We should also see simulators that allow us to use data collected from an operational network and easily modify the data to do "what-if" analysis. I have never been happy with existing simulation tools because of the amount of work needed to properly instrument them. With SDN, we should have better ways of collecting the data necessary to populate the simulators. And since the simulator is simply an SDN controller running on a simulated network, the data should be easily imported. Simulators will also allow us to prove whether connectivity should, or should not, exist, enhancing network security and helping us answer questions about whether two systems should be able to communicate with each other.

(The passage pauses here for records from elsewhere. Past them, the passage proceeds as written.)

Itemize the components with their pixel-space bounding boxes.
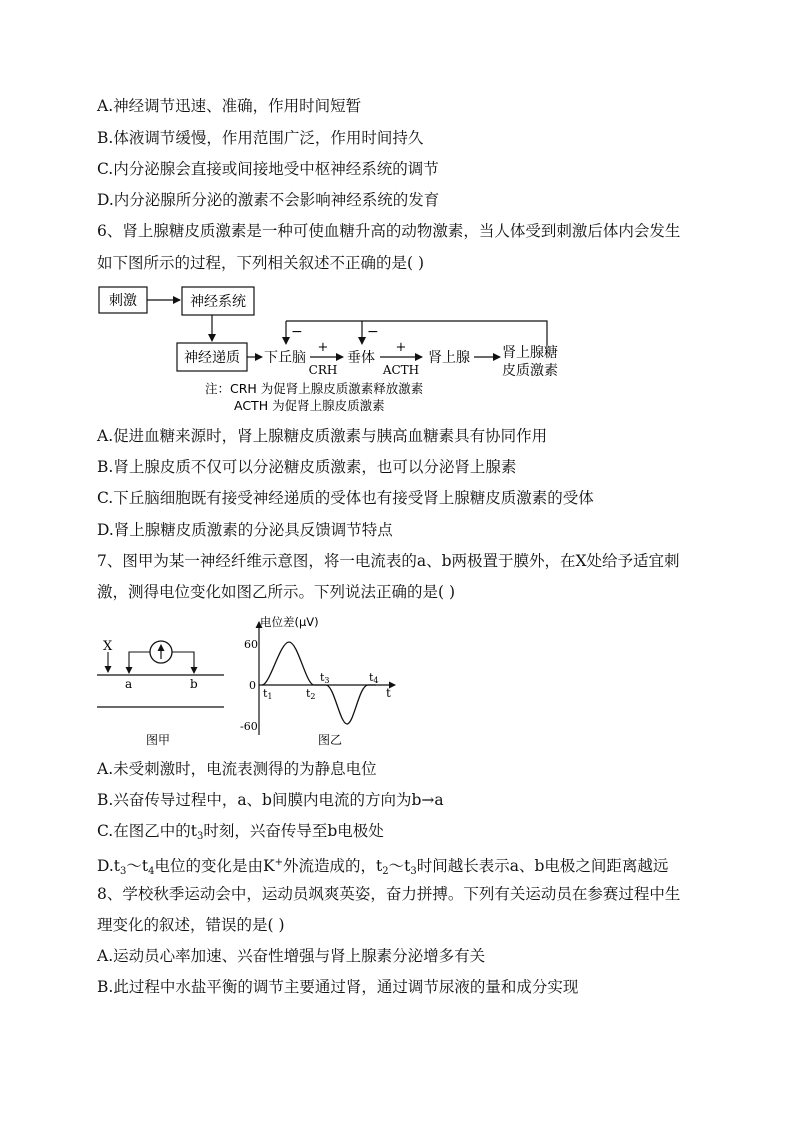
minus-sign-pituitary: − bbox=[367, 324, 379, 340]
electrode-wire-a bbox=[129, 652, 150, 672]
stimulus-x-label: X bbox=[103, 639, 113, 654]
q6-stem-line2: 如下图所示的过程，下列相关叙述不正确的是( ) bbox=[97, 254, 425, 272]
plus-sign-crh: + bbox=[317, 340, 329, 355]
q7-stem-line2: 激，测得电位变化如图乙所示。下列说法正确的是( ) bbox=[97, 583, 456, 601]
acth-label: ACTH bbox=[382, 363, 420, 377]
note-line1: 注：CRH 为促肾上腺皮质激素释放激素 bbox=[205, 381, 424, 396]
q6-option-a: A.促进血糖来源时，肾上腺糖皮质激素与胰高血糖素具有协同作用 bbox=[97, 427, 548, 445]
x-axis-label: t bbox=[386, 686, 391, 700]
hypothalamus-label: 下丘脑 bbox=[264, 350, 306, 366]
pituitary-label: 垂体 bbox=[347, 350, 375, 366]
plus-sign-acth: + bbox=[395, 340, 407, 355]
t1-label: t1 bbox=[263, 687, 273, 701]
q7-option-d: $D.t_3\sim t_4$电位的变化是由K+外流造成的，$t_2\sim t_3$时间越长表示a、b电极之间距离越远 bbox=[97, 857, 669, 877]
y-tick-neg60: -60 bbox=[240, 720, 258, 733]
q8-stem-line1: 8、学校秋季运动会中，运动员飒爽英姿，奋力拼搏。下列有关运动员在参赛过程中生 bbox=[97, 885, 681, 903]
y-axis-label: 电位差(μV) bbox=[260, 615, 319, 629]
hormone-label-line2: 皮质激素 bbox=[502, 363, 558, 379]
y-tick-0: 0 bbox=[249, 679, 256, 692]
q6-option-d: D.肾上腺糖皮质激素的分泌具反馈调节特点 bbox=[97, 521, 393, 539]
q7-option-c: C.在图乙中的$t_3$时刻，兴奋传导至b电极处 bbox=[97, 822, 384, 842]
q5-option-a: A.神经调节迅速、准确，作用时间短暂 bbox=[97, 97, 362, 115]
stimulus-label: 刺激 bbox=[109, 293, 137, 309]
q6-option-c: C.下丘脑细胞既有接受神经递质的受体也有接受肾上腺糖皮质激素的受体 bbox=[97, 489, 594, 507]
neurotransmitter-label: 神经递质 bbox=[184, 350, 240, 366]
crh-label: CRH bbox=[308, 363, 338, 377]
t2-label: t2 bbox=[306, 687, 316, 701]
q5-option-c: C.内分泌腺会直接或间接地受中枢神经系统的调节 bbox=[97, 160, 439, 178]
q5-option-b: B.体液调节缓慢，作用范围广泛，作用时间持久 bbox=[97, 129, 424, 147]
electrode-wire-b bbox=[172, 652, 194, 672]
potential-curve bbox=[262, 642, 376, 724]
q8-option-b: B.此过程中水盐平衡的调节主要通过肾，通过调节尿液的量和成分实现 bbox=[97, 978, 579, 996]
hormone-label-line1: 肾上腺糖 bbox=[502, 345, 558, 361]
q6-option-b: B.肾上腺皮质不仅可以分泌糖皮质激素，也可以分泌肾上腺素 bbox=[97, 458, 517, 476]
electrode-a-label: a bbox=[125, 677, 133, 691]
q5-option-d: D.内分泌腺所分泌的激素不会影响神经系统的发育 bbox=[97, 191, 440, 209]
q7-option-b: B.兴奋传导过程中，a、b间膜内电流的方向为b→a bbox=[97, 791, 444, 809]
q7-figure-a-nerve-fiber bbox=[92, 630, 237, 752]
q7-stem-line1: 7、图甲为某一神经纤维示意图，将一电流表的a、b两极置于膜外，在X处给予适宜刺 bbox=[97, 552, 680, 570]
t3-label: t3 bbox=[320, 671, 330, 685]
adrenal-gland-label: 肾上腺 bbox=[428, 350, 470, 366]
minus-sign-hypothalamus: − bbox=[291, 324, 303, 340]
q6-stem-line1: 6、肾上腺糖皮质激素是一种可使血糖升高的动物激素，当人体受到刺激后体内会发生 bbox=[97, 222, 681, 240]
nervous-system-label: 神经系统 bbox=[190, 294, 246, 310]
q8-stem-line2: 理变化的叙述，错误的是( ) bbox=[97, 916, 285, 934]
q8-option-a: A.运动员心率加速、兴奋性增强与肾上腺素分泌增多有关 bbox=[97, 947, 486, 965]
q7-option-a: A.未受刺激时，电流表测得的为静息电位 bbox=[97, 760, 377, 778]
note-line2: ACTH 为促肾上腺皮质激素 bbox=[234, 398, 385, 413]
figure-b-caption: 图乙 bbox=[317, 733, 343, 747]
electrode-b-label: b bbox=[190, 677, 198, 691]
t4-label: t4 bbox=[369, 671, 379, 685]
q7-figure-b-potential-graph bbox=[235, 610, 405, 752]
figure-a-caption: 图甲 bbox=[145, 733, 171, 747]
q6-hormone-regulation-diagram bbox=[90, 280, 570, 415]
y-tick-60: 60 bbox=[244, 638, 258, 651]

Tools will also be needed for diagnosing problems within the SDN domain. For example, we will need mechanisms that help diagnose split-brain failures. Similarly, we will need something to diagnose problems of connectivity between the SDN controller and SDN switches.
Summary
I'm sure that other tools will be created as we encounter situations that need additional visibility. It will be interesting to see what results from real-world operations.